Presseschau vom 24. November 2015 – Die Berliner Zeitung denkt mit dem Dresdner Chefdramaturgen Robert Koall über Pegida nach

Im Pegida-Gefängnis

Im Pegida-Gefängnis

22. November 2015. In der Berliner Zeitung schreibt Markus Decker ein großes Porträt des Chefdramaturgen am Dresdner Staatsschauspiel, Robert Koall.

Eigentlich handelt es sich weniger um ein Portrait, als um eine gemeinsame Meditation über die Frage, ob Pegida bald überall sein kann in Deutschland, ob es vielleicht nur eines Terroranschlags bedürfe, und überall in Deutschland brächen die Dämme.

Das Kölner Menetekel

Für den Autor Decker findet sich ein Hinweis auf dieses Worst-case-Szenario in der beschämend niedrigen Wahlbeteiligung bei der Kölner Oberbürgermeisterwahl, bei der unmittelbar nach dem Anschlag auf Henriette Reker nur 40 Prozent der Wahlbürger ihre Stimme abgegeben hätten, "während 60 Prozent darauf verzichteten, das erwartete Zeichen gegen den Rechtsextremismus und für die Grundrechte zu setzen". Und das in Köln, das sich selbst für erzliberal hält.

Robert Koall kommt selber aus Köln, seine Großeltern und sein Vater lebten eine Zeitlang in Dresden. Er ist mit beiden Städten eng verbunden. Koall war in Hamburg, Zürich und Hannover engagiert, arbeitete zeitweilig mit Christoph Schlingensief, war mit Wolfgang Herrndorf befreundet. Die Theaterfassung für Herrndorfs "Tschick" hat Koall geschrieben.

Aktiv gegen Rechts

Schon angesichts der Auseinandersetzungen um das Gedenken an die Bombardierung Dresdens 1945, "die von Rechtsextremisten von jeher für ihre Zwecke ausgebeutet wird", habe Koall in einem Aufsatz der schweigenden Mehrheit der Dresdner vorgeworfen, dass ihnen eine politische Haltung fehle. "Diese Mehrheit schweigt noch immer." Auch angesichts Pegida.
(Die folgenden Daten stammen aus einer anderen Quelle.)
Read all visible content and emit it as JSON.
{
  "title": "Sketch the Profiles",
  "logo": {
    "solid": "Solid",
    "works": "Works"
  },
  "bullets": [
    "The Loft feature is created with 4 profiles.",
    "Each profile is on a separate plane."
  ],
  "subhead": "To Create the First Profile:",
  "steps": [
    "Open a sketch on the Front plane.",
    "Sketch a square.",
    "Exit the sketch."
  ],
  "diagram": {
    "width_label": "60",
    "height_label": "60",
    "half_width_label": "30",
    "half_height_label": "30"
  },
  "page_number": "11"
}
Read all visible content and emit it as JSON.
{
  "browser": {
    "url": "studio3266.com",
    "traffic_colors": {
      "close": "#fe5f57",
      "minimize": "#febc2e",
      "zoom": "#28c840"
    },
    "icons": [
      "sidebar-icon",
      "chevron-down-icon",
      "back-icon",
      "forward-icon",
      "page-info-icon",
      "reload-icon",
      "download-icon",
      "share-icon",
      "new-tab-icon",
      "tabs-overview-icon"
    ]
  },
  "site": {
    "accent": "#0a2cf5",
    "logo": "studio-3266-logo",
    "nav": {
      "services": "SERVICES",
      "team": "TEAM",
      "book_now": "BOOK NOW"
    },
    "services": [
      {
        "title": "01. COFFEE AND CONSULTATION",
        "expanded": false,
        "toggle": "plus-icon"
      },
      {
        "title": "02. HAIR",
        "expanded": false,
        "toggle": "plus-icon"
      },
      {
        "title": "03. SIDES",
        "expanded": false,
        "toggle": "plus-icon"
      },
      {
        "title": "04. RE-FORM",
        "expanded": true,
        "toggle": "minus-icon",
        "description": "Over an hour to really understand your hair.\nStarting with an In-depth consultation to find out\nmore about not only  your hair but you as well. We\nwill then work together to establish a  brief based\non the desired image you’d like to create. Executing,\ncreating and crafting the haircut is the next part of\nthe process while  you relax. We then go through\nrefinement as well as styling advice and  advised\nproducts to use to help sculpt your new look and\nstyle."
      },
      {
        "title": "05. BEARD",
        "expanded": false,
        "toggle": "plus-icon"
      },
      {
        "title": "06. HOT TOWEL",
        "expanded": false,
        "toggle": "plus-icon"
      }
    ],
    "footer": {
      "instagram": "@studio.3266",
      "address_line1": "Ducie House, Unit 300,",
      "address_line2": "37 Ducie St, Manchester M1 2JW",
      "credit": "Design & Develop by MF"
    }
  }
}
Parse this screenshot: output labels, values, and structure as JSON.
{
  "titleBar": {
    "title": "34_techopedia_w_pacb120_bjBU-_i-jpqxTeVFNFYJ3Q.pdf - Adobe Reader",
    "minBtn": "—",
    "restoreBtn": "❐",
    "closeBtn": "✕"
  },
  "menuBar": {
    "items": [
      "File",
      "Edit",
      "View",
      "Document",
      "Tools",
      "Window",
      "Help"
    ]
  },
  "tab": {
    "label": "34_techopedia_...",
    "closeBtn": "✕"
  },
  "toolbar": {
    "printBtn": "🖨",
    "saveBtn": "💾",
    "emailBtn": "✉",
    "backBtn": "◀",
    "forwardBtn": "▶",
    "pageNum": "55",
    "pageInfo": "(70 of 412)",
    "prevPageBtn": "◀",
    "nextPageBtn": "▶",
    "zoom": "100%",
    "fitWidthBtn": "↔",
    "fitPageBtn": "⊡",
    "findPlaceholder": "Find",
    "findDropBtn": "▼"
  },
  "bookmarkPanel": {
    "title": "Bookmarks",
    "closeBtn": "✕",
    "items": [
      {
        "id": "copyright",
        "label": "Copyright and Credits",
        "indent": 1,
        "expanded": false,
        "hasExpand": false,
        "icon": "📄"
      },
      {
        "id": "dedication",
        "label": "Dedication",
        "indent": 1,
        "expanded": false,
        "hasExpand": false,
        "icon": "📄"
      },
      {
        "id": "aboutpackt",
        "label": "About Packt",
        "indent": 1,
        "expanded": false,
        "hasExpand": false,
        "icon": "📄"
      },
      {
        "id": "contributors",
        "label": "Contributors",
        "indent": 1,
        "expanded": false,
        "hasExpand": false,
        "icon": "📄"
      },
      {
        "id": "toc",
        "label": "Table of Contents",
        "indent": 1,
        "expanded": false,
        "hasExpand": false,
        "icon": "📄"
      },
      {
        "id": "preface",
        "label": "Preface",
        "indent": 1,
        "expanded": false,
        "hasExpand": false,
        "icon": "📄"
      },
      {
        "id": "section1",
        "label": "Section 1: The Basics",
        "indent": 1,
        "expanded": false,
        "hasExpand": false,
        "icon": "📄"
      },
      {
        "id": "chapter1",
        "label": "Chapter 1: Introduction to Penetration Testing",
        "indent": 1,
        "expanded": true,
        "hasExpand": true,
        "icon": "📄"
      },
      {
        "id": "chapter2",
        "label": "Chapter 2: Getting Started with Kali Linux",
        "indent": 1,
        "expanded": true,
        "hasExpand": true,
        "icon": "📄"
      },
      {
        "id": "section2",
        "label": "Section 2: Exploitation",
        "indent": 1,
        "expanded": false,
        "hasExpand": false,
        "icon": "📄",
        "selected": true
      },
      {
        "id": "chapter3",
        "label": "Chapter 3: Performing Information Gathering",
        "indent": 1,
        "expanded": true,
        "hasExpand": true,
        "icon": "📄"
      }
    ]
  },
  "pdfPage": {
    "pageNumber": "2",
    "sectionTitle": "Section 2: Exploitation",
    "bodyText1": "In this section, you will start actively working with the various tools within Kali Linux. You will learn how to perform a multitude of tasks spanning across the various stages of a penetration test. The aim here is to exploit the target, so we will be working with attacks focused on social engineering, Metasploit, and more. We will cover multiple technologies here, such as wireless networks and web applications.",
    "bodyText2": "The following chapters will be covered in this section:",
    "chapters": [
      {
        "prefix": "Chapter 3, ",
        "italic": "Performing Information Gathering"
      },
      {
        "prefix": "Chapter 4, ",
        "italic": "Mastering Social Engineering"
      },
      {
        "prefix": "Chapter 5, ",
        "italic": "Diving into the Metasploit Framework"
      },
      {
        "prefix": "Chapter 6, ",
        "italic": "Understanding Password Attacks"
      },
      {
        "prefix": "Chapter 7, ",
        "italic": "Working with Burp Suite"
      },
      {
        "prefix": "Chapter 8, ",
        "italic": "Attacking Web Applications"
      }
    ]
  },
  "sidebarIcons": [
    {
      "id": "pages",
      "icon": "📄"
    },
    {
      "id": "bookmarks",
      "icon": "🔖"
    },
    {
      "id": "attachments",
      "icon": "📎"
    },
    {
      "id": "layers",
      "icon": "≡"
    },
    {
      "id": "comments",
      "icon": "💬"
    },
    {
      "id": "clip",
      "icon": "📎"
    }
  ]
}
Die Theaterleute in Dresden, auch Koall, er sogar an vorderer Front, wehrten sich gegen Pegida.
Mit Pegida habe sich das Klima der Stadt verändert. "Pegida, sagt Koall, grübelnd zurückgelehnt, sei in Wahrheit nicht das Problem. 8000 vielfach aus dem Umland angereiste Unbelehrbare gegen nahezu 600.000 Einwohner – was sei das schon?" Das Problem sei, dass diejenigen, die nicht demonstrierten, keine Pegida-Gegner seien. Diese Angehörigen der schweigenden Mehrheit "machen das Klima aus. In Dresden und in ganz Deutschland."

Vergiftetes Klima

In Dresden hätten Übergriffe, Verachtung und ein Klima des Misstrauens zugenommen. Durch Familien, Freundeskreise und Kollegien gingen Risse. "Die Mitte wandere. Es werde alles immer reaktionärer, immer abgeschotteter und immer paranoider." Plötzlich höre man "im Kern der bürgerlichen Gesellschaft" Sätze, die man "am rechten Rand des Theaterplatzes vermutet" hätte. "Die Radikalisierung der Ränder und die Verhärtung der Mitte"– das mache für Koall die "zentrale Beunruhigung" aus. Und diese Beunruhigung sei "nicht Dresden-spezifisch". In Dresden komme hinzu, dass sich "die Stadtspitze politisch noch immer nicht in die richtige Richtung bewege, im Gegenteil". So habe der FDP-Oberbürgermeister Pegida den Theaterplatz auch am 9. November zur Verfügung gestellt – dem Jahrestag der Reichspogromnacht.

Ist der Westen sicher?

Könne es sein, fragt nun Decker, dass die niedrige Kölner Wahlbeteiligunbg ein Anzeichen dafür ist, dass sich Pegida "langsam, doch unaufhaltsam in den Rest der Republik ausdehnt"? Koall mag das nicht so sehen, für ihn habe die Perspektive Düsseldorf "auch etwas Befreiendes", er sähe "ein rheinisches Licht am Ende des Tunnels". Dass es in Köln "einmal so werden könne, wie es in Dresden sei, hält Koall unverändert für ausgeschlossen". Allerdings wäre auch er nie "auf die Idee gekommen, dass die Mehrheit der Kölner am Tag nach den Messerstichen eines Rechtsextremisten auf Henriette Reker einfach zu Hause bleiben würde, statt kurz vor die Tür zu gehen und im nahen Wahllokal ein Signal zu geben. Er hätte schwören können, dass es anders kommen würde, sagt Koall".